Nenhuma divindade abençoa um homem
sem o consentimento de seu Ori.
Ori, eu o saúdo.
Você que possibilita que as crianças nasçam vivas.
Uma pessoa cujo sacrifício é aceito por seu Ori
deve exultar imensamente.
Verdadeiramente, todos os desejos de meu coração
revelarei a meu Ori.
O Ori de um homem é seu simpatizante.
Meu Ori, salva-me!
Você é meu simpatizante!
Muitas referências são feitas às relações entre o ori e o destino pessoal. O destino, descrito como ipin ori - a sina do ori - pode sofrer alterações em decorrência da ação de pessoas más chamadas omo araye - filhos do mundo, também chamadas aye - o mundo ou ainda, elenini - implacáveis (amargos, sádicos, inexoráveis) inimigos das pessoas. Entre estes encontram-se as aje - bruxas, os oso - feiticeiros, os envenenadores e todos aqueles que se dedicam a práticas malignas com o intuito de estragar qualquer oportunidade de sucesso humano. Se seu inhame é branco, cubra-o com a mão enquanto come porque Aje não quer que ninguém prospere. O bem-estar e os sucessos devem ser escondidos dos olhares para não tornarem-se alvo de ataques malignos.
O destino também pode ser afetado, de modo adverso, pelo caráter da própria pessoa. Um bom destino deve ser sustentado por um bom caráter. Este é como uma divindade: se bem cultuado concede sua proteção. Assim, o destino humano pode ser arruinado pela ação do homem. Iwa re laye yii ni yoo da o lejo - Seu caráter, na terra, proferirá sentença contra você.
Sendo estes os pressupostos, retomamos as perguntas: como saber se a escolha do próprio ori foi boa ou má? Pode um homem conhecer as potencialidades da própria cabeça ou da cabeça de outrem? O jogo divinatório de Ifá possibilita que a pessoa tome conhecimento dos desígnios do próprio ori, saiba a respeito do orixá ou irunmale que deve ser cultuado e conheça seus ewo - proibições quanto ao consumo de alimentos, uso de cores e condutas morais.

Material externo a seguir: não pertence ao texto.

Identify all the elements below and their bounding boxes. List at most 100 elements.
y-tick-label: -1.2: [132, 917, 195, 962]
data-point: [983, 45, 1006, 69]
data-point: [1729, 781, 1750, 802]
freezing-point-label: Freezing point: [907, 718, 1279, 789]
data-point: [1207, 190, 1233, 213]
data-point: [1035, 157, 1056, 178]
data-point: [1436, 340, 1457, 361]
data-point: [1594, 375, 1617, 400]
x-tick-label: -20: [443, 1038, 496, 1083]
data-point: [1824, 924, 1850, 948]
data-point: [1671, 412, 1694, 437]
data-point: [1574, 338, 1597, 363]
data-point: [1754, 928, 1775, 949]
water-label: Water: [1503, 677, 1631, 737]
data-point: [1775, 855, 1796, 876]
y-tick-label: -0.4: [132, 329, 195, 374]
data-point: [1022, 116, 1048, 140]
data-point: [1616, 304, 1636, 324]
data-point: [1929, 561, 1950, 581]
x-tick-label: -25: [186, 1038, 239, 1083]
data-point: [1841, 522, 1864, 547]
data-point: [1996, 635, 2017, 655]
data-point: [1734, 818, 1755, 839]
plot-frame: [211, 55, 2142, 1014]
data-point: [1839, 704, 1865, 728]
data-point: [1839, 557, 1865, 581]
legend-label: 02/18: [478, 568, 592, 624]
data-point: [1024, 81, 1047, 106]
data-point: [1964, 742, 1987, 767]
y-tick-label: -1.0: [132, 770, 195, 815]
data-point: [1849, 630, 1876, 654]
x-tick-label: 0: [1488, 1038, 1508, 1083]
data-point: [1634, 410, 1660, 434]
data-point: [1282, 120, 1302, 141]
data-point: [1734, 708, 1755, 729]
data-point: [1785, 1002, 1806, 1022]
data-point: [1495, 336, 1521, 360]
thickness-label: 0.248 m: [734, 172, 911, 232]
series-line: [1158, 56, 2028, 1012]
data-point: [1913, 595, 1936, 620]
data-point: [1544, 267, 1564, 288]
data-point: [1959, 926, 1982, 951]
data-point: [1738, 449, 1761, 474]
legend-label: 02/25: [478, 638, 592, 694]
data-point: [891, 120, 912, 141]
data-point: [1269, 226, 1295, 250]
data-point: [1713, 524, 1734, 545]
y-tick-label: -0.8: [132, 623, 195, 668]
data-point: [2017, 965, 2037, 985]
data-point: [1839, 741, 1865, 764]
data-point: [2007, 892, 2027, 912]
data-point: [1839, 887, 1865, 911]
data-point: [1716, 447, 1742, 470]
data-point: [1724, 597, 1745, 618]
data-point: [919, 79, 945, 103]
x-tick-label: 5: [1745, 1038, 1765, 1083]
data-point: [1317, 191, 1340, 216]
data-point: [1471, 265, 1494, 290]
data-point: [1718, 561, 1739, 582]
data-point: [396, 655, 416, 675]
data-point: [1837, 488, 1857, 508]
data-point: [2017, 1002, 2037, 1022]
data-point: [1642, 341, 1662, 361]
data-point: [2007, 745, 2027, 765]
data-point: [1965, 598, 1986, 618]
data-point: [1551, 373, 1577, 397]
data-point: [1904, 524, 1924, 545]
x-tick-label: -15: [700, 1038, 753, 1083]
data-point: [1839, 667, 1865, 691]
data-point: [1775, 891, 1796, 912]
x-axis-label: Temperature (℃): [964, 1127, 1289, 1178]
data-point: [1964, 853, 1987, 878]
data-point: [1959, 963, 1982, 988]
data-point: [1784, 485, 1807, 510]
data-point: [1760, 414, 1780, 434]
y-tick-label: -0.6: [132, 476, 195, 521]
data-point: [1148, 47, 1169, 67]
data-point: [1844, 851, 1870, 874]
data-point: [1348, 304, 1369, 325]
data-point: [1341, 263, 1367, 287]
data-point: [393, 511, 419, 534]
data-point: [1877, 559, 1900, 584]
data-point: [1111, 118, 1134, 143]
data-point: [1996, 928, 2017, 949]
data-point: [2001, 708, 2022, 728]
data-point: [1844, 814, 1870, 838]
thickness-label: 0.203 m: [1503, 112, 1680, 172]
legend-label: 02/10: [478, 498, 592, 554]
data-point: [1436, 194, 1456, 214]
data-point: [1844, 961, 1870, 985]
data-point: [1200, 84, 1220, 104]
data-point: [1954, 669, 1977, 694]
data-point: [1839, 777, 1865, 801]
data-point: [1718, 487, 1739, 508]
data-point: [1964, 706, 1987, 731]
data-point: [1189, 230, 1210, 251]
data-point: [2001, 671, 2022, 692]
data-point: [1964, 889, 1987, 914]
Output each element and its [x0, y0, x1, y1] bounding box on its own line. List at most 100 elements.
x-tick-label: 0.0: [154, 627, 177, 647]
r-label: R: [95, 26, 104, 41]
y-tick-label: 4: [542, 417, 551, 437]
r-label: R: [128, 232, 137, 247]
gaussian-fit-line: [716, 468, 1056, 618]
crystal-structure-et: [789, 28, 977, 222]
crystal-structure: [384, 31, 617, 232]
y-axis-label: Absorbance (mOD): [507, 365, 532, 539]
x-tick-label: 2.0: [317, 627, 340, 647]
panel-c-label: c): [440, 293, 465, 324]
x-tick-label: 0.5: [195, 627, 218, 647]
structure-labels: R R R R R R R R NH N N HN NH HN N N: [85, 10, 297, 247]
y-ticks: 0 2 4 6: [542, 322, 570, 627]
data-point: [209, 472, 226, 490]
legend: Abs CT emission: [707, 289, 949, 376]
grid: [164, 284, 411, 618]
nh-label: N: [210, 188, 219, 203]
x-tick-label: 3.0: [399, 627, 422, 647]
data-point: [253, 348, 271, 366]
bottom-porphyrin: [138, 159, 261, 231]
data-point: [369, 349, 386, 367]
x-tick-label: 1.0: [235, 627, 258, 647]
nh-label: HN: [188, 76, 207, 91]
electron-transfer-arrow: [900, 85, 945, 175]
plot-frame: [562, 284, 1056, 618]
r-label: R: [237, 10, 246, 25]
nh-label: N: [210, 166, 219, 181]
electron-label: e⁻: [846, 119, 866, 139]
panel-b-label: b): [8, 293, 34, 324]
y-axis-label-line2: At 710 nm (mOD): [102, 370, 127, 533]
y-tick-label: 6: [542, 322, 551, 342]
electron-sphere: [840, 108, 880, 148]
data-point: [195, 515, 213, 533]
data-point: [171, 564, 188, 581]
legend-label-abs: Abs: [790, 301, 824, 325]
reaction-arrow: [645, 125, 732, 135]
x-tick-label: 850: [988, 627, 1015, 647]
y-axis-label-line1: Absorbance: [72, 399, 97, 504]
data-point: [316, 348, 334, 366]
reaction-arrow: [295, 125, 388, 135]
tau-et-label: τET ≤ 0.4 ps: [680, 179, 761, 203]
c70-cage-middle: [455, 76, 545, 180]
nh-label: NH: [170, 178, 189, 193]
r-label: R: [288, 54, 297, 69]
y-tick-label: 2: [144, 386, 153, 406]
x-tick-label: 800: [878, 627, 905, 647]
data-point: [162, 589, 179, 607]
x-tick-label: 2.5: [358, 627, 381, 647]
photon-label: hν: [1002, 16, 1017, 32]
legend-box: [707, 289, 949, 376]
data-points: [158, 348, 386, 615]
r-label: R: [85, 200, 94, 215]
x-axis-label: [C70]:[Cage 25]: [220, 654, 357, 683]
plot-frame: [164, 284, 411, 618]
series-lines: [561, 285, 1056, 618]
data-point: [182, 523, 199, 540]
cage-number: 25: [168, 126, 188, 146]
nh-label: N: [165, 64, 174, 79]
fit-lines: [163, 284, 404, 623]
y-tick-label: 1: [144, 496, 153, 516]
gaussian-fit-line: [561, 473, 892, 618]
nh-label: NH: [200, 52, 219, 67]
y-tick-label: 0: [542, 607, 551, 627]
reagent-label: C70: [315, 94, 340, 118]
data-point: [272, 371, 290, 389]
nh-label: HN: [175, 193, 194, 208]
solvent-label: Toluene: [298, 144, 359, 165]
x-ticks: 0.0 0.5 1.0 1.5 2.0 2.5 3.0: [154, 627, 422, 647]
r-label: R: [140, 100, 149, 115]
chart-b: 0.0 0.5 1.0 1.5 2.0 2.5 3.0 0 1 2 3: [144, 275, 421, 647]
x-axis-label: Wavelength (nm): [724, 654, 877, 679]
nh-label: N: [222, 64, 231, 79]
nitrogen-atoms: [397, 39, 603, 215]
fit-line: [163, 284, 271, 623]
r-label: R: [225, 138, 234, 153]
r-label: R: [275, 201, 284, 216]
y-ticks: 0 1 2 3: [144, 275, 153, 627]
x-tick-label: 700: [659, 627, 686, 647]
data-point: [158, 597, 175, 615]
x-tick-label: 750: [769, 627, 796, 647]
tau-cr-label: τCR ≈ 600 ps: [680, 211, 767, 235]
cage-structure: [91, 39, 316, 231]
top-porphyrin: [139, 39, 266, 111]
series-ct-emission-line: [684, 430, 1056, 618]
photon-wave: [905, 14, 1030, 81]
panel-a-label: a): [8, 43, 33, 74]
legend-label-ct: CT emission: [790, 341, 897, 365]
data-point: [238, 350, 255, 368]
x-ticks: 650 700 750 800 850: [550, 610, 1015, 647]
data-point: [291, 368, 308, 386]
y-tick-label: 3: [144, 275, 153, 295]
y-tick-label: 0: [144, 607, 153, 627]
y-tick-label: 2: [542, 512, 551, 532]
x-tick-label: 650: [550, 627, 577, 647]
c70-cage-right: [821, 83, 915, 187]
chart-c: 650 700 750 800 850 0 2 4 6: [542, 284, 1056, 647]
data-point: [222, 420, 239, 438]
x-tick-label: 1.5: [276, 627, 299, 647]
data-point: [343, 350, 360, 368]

As divindades, incluindo Orumilá, fazem uso de recursos divinatórios para conhecer os desejos do próprio ori. Suas vidas, também regidas por seus ori beneficiam-se da consulta a Ifá. É através de Orumilá, o porta-voz dos orixás, que se pode conhecer os desejos das divindades, incluindo-se entre elas, a divindade pessoal - o ori. Enquanto porta-voz do ori, Orumilá é considerado eleri ipin - testemunha da escolha humana de destino. Considera-se vital para todo homem recorrer a Ifá, sistema divinatório de consulta a Orumilá, a intervalos regulares, para tomar conhecimento do que agrada ou desagrada o próprio ori. Enquanto intermediário entre a pessoa e as divindades (entre as quais o próprio ori), Ifá não apenas informa sobre os desejos divinos mas também conduz os sacrifícios ofertados às divindades para que estas possam cumprir seu papel: ajudar os ori a conduzirem as pessoas à realização do próprio destino. O mesmo é válido para os orixás, ou seja, as divindades encontram-se, como os homens, em processo de evolução e necessitam de orientação superior para prosseguirem em seu caminho.
Como se crê que o ori dos pais traz boa fortuna aos filhos, é comum a recomendação do oráculo no sentido de que sejam feitas ofertas sacrificiais ao ori dos pais e estes, ao orarem pelos filhos, apelam ao próprio ori: Ori mi a sin o lo - Possa meu ori ir com você ou Possa meu ori guiá-lo e abençoá-lo. Analogamente, o ori de uma pessoa tem condições de proteger, ajudar ou, ainda, prejudicar outras pessoas.
O recurso divinatório de Ifá, associado ao culto de Orumilá, é o mais desenvolvido dos sistemas divinatórios iorubás. Fazendo uso do obi de quatro partes, do opele, de areia, água, búzios, ikin, etc. Ao ser feita a consulta ao oráculo de Ifá, a queda dos dezesseis frutos de palmeira chamados ikin ou do opele, a corrente divinatória, define determinada configuração. De 16 figuras básicas e 256 derivadas chamadas Odu, decorrem 4096 variantes possíveis, cada qual com seu nome. A cada configuração corresponde uma série de parábolas, significativamente coincidentes (sincrônicas) com a circunstância existencial do consulente. A conduta do(s) herói(s) da parábola, sugere o procedimento adequado para a superação da crise e realização do próprio destino18.